What was made clear in past studies was that the causes leading to the onset of anxiety disorder are tremendously complex. This means that they are little understood and, therefore, treatments based on them incomplete and only partially effective.
In a paper published in the latest issue of the prestigious Journal of Neuroscience, UB experts provide details of a newly-found protein, which they say plays an important role in triggering the condition.
The work was conducted by professor David Lodge, Dr. Laura Ceolin and Dr. Zuner Bortolotto, who are all based at the UB School of Physiology and Pharmacology MRC Center for Synaptic Plasticity.

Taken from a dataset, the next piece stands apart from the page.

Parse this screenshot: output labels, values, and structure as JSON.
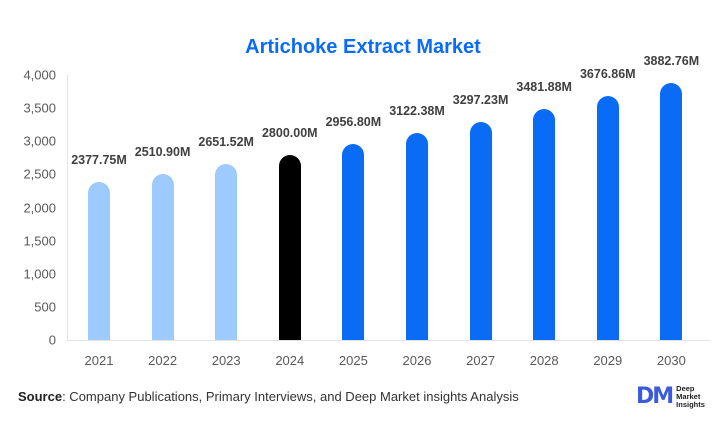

Usually, the mGlu2 receptor protein is responsible for detecting and responding to the L-glutamate, which is a neurotransmitter that is essential for mammals, including humans. In lab animals, removing the mGlu2 receptor protein led to the onset of anxiety-like symptoms.
This study should allow investigators to start new research studies into developing novel drugs against anxiety. Now, they know that this specific protein subtype needs to be targeted directly.
Mental illnesses such as schizophrenia, stress, epilepsy and neuropathic pain could also be addressed thanks to this discovery, as they share a number of common features with anxiety.